这位河南省质监系统的基层质检人员向记者爆料称,他们所在县局每年都接到上级下达的各类业务目标,如免检、名牌、电子监管网等,基层天天应付这些业务目标,如果完不成,全年工作就相当于白干,他称这是“质监部门的潜规则”。
“文件上说不收费,可到最后还是要钱,有些地方局没有达到相关规模的企业,还要硬着头皮让企业搞免检、名牌。有些企业的积极性不高,就动员政府做工作。雁过拔毛,每一级都要。”记者问及收费标准,该内幕人士说“多少不一定”。他以名牌产品为例,表示三四十万是正常情况,但有的几万元也能评上。问题关键在于企业条件是否符合。
从国家质检总局到各分局,形成了自上到下的利益链条。
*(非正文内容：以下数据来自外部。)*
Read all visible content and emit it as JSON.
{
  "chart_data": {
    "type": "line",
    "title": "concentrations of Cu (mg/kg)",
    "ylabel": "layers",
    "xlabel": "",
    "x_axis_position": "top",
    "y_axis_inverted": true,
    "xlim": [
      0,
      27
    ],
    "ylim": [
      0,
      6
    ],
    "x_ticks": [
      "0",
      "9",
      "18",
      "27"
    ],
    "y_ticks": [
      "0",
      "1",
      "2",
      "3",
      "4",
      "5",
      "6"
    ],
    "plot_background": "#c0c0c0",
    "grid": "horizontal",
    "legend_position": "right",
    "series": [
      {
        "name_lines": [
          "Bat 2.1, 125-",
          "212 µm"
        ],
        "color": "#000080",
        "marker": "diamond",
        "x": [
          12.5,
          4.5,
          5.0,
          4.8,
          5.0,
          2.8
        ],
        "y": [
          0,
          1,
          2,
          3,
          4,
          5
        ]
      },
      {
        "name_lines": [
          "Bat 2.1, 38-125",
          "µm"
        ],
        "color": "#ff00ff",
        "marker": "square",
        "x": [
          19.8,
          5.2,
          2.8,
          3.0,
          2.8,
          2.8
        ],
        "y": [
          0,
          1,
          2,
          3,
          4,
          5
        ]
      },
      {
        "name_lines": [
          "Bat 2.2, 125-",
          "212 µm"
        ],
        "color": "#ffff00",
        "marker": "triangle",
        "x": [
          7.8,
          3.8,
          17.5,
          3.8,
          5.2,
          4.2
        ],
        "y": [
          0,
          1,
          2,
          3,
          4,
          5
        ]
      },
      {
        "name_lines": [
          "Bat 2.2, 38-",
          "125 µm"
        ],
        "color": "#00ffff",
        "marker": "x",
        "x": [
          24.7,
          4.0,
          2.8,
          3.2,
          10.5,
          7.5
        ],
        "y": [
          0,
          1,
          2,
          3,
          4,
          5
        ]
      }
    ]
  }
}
按照惯例,获得市一级免检、名牌的企业,市质监局才能推荐申报省名牌、免检;而获得省一级免检、名牌称号的企业,也才有资格被推荐申报国家的名牌、免检产品。各级政府多以有名牌、免检为荣。
一位知情人士认为企业申报“免检”、“名牌”看中的是其“质量荣誉”。在他看来,中国名牌比国家免检称号更值钱,门槛也比免检的高。
“质检人员收费单据上不会有名牌、免检名目。一些单位以检验费、企业赞助或其他名目处理。”该人士透露道。
北京律师张显峰很早就开始“关注”质检总局,他认为其推行电子监管码、QS认证、产品免检、名牌评选等所有规定都无据可依。追溯其根源,《行政许可法》并没有明确赋予质检总局这些权力,这些“名目”各异的许可权变成了敛财工具。
一位武汉质监系统的工作人员告诉记者,在QS认证中,“许可与被许可成了一种利益关系。以办证的检验费来说,很多地方质检部门通过打包收取年费,强制企业签协议交检验费,少则五六千,多则一两万,企业不签就不给发证。”
多位业内人士认为,食品监管体制的方向性偏差,已经到了不能不改的时候,“但愿总局能在此事上重新改变一下监管的模式或者方法。”